Additionally, Williams said that the connector would "significantly worsen the level of service" near the research park.
County staff did, however, recommend obtaining the right of way for the road and using it as a bicycle and pedestrian route until traffic levels necessitate a vehicular thoroughfare.
Charlottesville City Councilor Kathleen M. Galvin, who worked on the Area B study before joining council, argued that the vehicular connector was needed.
She also commented on the proposal's practicality.
"When have any of you seen a vehicular road go in after a residential development has been made," Galvin said. "It's going to be nearly impossible after there's any development on the Granger site."
Stribling Holdings LLC has a plan to build 79 single-family homes on the Granger property near the intersection of Sunset Avenue and the proposed Sunset-Fontaine Connector.
Albemarle's director of planning Wayne Cilimberg noted that one major hurdle the connector faces is the cost of crossing the CSX railroad near Fontaine Research Park, combined with the lack of funding from the Virginia Department of Transportation for the project.

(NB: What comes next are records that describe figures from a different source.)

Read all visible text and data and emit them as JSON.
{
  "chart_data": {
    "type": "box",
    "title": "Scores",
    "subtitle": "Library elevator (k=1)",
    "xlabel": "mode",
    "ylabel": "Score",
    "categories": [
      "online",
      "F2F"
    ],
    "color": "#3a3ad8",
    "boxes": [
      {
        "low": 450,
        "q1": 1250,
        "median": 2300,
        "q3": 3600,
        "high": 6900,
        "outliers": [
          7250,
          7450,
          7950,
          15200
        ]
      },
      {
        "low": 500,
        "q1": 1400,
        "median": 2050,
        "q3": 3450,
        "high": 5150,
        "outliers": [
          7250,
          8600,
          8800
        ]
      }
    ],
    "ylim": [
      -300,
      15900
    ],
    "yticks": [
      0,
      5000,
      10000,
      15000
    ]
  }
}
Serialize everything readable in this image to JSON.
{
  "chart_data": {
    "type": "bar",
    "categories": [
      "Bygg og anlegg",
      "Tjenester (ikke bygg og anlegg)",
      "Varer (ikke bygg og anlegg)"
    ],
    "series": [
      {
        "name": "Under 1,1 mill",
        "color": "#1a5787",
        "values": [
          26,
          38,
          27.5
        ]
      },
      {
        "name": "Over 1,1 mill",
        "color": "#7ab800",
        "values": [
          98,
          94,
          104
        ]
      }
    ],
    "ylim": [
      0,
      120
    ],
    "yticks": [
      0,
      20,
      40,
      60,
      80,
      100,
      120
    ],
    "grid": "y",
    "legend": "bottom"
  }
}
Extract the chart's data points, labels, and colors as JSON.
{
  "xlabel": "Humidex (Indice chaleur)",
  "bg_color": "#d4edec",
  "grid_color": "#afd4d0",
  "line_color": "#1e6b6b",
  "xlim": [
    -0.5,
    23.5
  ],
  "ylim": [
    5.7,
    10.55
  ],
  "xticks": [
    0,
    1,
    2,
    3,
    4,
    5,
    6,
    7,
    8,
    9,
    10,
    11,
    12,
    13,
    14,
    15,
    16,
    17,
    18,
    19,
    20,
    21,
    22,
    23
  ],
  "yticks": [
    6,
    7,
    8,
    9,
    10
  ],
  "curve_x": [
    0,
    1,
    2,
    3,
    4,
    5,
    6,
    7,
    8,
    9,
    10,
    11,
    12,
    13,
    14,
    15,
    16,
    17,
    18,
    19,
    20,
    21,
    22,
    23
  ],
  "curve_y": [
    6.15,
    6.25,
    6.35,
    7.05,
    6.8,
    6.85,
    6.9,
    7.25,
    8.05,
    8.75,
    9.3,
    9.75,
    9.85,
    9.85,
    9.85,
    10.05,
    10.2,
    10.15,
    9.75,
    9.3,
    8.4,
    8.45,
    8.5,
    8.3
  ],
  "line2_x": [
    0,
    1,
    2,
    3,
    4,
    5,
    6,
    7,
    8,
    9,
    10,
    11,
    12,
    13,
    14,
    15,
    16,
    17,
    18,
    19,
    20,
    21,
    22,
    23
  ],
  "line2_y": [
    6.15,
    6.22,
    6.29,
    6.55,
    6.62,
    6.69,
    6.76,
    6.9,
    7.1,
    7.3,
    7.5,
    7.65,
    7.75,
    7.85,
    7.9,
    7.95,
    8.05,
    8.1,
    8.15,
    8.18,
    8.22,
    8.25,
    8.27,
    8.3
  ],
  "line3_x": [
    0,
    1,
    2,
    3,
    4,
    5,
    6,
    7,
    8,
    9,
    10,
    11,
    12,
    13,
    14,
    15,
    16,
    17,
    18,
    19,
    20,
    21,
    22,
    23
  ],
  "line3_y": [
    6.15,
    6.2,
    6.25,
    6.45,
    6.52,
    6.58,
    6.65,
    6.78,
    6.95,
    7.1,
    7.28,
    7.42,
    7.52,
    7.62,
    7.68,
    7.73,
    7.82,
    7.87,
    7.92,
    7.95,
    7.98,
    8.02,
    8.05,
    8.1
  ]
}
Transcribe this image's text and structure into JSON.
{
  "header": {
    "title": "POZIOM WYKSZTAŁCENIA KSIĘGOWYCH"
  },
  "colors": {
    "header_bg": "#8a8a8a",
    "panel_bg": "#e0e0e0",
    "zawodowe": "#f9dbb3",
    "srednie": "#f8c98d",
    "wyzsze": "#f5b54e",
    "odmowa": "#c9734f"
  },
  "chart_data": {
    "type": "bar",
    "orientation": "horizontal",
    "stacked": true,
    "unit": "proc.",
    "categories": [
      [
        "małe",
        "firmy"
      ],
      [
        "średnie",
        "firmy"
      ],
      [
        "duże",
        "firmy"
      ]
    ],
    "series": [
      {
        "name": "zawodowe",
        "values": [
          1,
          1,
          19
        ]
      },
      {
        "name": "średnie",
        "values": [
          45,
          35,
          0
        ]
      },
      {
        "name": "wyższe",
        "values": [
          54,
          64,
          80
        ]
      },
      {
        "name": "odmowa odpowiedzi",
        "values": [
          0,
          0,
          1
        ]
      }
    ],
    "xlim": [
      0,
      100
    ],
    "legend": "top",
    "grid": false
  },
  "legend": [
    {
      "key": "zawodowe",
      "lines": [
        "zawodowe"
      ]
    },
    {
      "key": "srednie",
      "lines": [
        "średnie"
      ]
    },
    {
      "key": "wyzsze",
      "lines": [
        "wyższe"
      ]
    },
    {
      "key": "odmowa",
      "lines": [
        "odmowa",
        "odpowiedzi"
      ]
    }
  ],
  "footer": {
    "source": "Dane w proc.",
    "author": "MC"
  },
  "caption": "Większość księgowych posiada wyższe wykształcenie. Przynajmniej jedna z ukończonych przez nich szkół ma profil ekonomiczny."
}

"This road was never meant to be funded by VDOT, but rather by a private developer by way of a proffer agreement during a re-zoning," Galvin said. "This is the time you have for leverage."
But county principal planner Elaine Echols pointed out that the county cannot expect the developer to proffer the railroad crossing, the most expensive section of the road, because that property owner will be developing by-right.
Leverage for developer proffers comes with a rezoning request. The last opportunity for that was when Albemarle County approved an expansion of the research park in late 2010 with only a requirement that UVa set aside land for a portion of the road, not a contribution to a future railroad crossing.
Now Echols says it is more likely that the road will take a piecemeal approach, with the bridge crossing coming at a later date.
"The reality is that there is a good chance that we're going to get that road in place through [another] by-right development," Echols said. "What we've seen on those preliminary plats, and it's a risk we take, but what we've seen shows the appropriate road connections and locations."
"I think we may be building interconnections, just not getting the [the railroad crossing] in the near future," Echols added.
Commissioner Don Franco argued for beginning construction and addressed the need to start figuring out how many lanes the road would have.
"I like the idea of building the roads that can be built now. My point is that we need to understand what type of road this is going in so we can give that guidance idea to the developer," Franco said.
Commissioner Rick Randolph criticized the vehicular model.
"Our existing model is bankrupt," Randolph said. "A model that brings more cars for more highways that would bring more cars isn't going to work. Light rail is something that might work for this road."